Le débat idéologique qui se pose donc ici (et que j’annonçais plus haut) est donc autre que celui de la mise à mal de la culture ; et c’est d’ailleurs précisément le débat qui avait partagé les élèves, en amont du vote de la décision : il s’agit de savoir sur quoi porte la promesse du service public, pour ce qui est des écoles. La promesse du CNSAD est la suivante : offrir, chaque année, à 30 élèves, un enseignement de qualité, les préparant à la réalité du métier de comédien·ne, ainsi qu’un système d’insertion professionnelle efficient. Ce dernier point a été assuré par le dialogue avec Marc Sussi, Directeur du Jeune Théâtre National, qui accompagnera les élèves de ces promotions pendant 4 ans après leur sortie, soit un an de plus que la durée traditionnelle. Seules les questions de la qualité des enseignements et de la continuité du recrutement se posent encore, et malheureusement, du fait des raisons susdites, s’opposent entre elles. La réalité actuelle du Conservatoire (avec le prolongement des cursus entamés, les restrictions sanitaires et d’accès au bâtiment) oblige à un choix entre permettre aux élèves admis de suivre une scolarité effective, complète (avec travail en présentiel et confrontation à des spectateurs, ce qui reste l’essence même du métier) ou bien recruter en effet une nouvelle promotion, dont le parcours serait amputé, ainsi que celui des promotions déjà admises.

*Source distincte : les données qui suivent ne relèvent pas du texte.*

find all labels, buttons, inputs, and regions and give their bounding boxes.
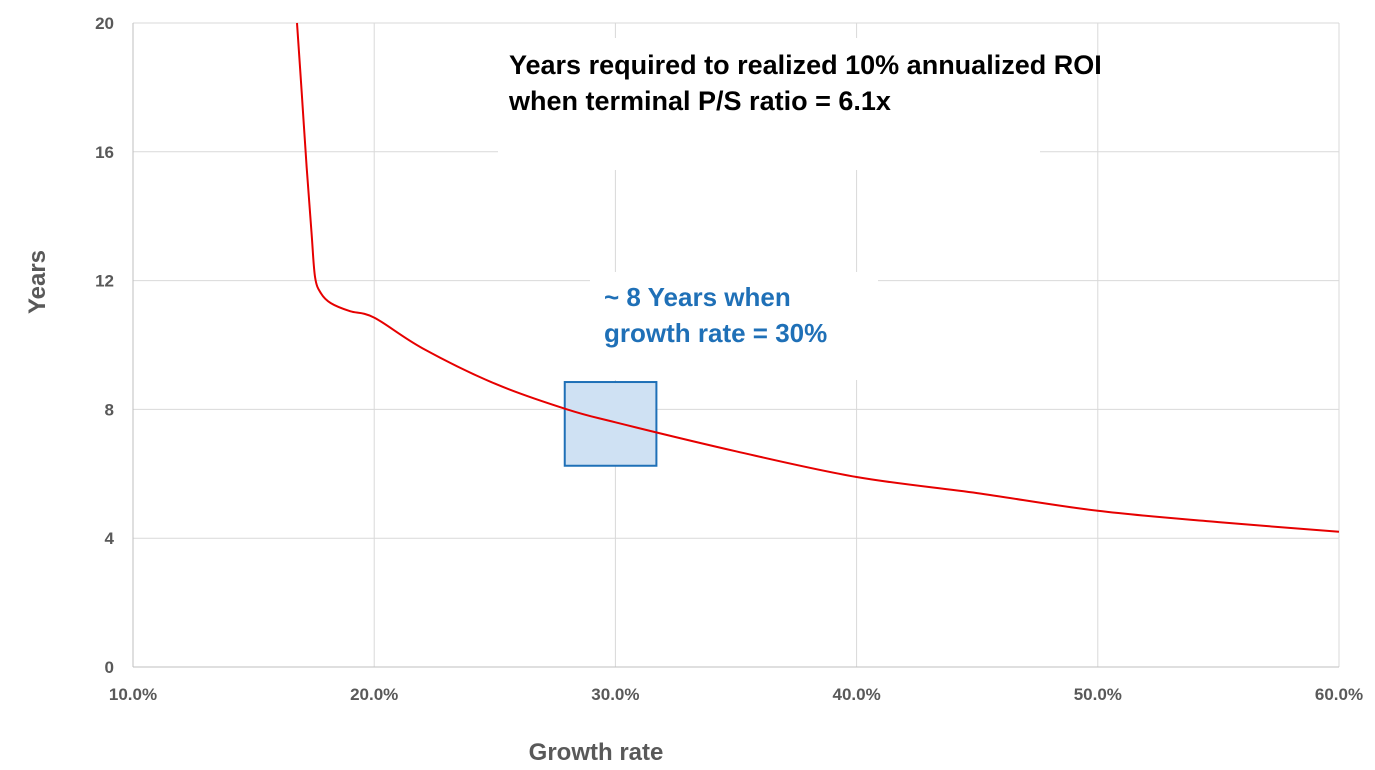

Il n’y a, à ce qui m’apparaît, pas de décision optimale. Cela sera, forcément, injuste.

Le seul moyen de ne pas avoir à faire ce choix serait d’exiger des instances publiques qu’elles augmentent (au moins) d’un tiers l’argent alloué à l’établissement, mais cette largesse serait plus qu’étonnante.

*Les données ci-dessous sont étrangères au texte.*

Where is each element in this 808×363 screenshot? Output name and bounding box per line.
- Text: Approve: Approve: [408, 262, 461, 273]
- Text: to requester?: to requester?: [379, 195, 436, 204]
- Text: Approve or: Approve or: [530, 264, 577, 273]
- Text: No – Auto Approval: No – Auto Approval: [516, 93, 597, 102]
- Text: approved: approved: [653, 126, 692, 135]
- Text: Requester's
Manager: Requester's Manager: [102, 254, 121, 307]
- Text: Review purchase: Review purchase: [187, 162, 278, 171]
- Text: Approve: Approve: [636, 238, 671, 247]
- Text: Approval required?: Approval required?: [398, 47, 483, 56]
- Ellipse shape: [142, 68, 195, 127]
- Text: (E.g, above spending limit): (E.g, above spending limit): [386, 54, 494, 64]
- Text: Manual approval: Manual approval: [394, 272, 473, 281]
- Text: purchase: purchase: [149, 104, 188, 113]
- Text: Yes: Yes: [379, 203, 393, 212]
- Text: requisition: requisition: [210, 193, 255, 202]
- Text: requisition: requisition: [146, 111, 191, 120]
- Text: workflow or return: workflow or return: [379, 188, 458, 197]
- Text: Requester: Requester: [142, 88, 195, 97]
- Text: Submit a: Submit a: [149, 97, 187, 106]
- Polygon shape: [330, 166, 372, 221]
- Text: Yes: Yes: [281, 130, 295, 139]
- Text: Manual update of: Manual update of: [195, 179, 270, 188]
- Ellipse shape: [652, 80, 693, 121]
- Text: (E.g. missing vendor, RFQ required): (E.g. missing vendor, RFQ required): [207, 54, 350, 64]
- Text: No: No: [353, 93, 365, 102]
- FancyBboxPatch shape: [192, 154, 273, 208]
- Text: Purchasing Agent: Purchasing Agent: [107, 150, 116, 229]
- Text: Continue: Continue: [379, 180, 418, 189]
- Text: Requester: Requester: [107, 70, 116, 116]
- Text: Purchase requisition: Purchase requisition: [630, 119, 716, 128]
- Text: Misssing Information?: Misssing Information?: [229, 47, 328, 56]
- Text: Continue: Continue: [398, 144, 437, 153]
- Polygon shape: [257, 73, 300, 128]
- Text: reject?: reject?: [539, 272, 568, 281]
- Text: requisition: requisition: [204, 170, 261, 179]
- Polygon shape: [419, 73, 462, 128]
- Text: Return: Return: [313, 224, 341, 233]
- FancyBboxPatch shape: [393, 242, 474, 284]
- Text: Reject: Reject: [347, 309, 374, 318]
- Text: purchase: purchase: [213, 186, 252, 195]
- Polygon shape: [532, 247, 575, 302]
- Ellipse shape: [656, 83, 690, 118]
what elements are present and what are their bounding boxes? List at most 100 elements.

Dans ce contexte, cette décision de l’annulation du concours me semble le seul moyen de répondre à la promesse faite aux élèves, et d’assurer que cette promesse, fiable, ferme, peut avoir une valeur.

 

 

L’effort pour étendre l’accès de cette précieuse formation (et de celle des 12 autres écoles) au plus de jeunes artistes possible me semble essentiel : c’est un enjeu permanent, continu, nécessaire. C’est une des batailles de notre grande lutte pour faire valoir la valeur essentielle de la culture. Mais je veux saluer ici la vision de ceux et de celles qui ne la mènent pas au détriment de ceux et celles-là même qui doivent tirer bénéfice de ces efforts. Je pense que nous avons plus que jamais besoin de soutien, d’entraide dans les décisions qui sont prises dans ce contexte douloureux, notamment quand ces décisions, prises souverainement et collégialement, contribuent à redonner du sens aux engagements inhérents à nos métiers de service public.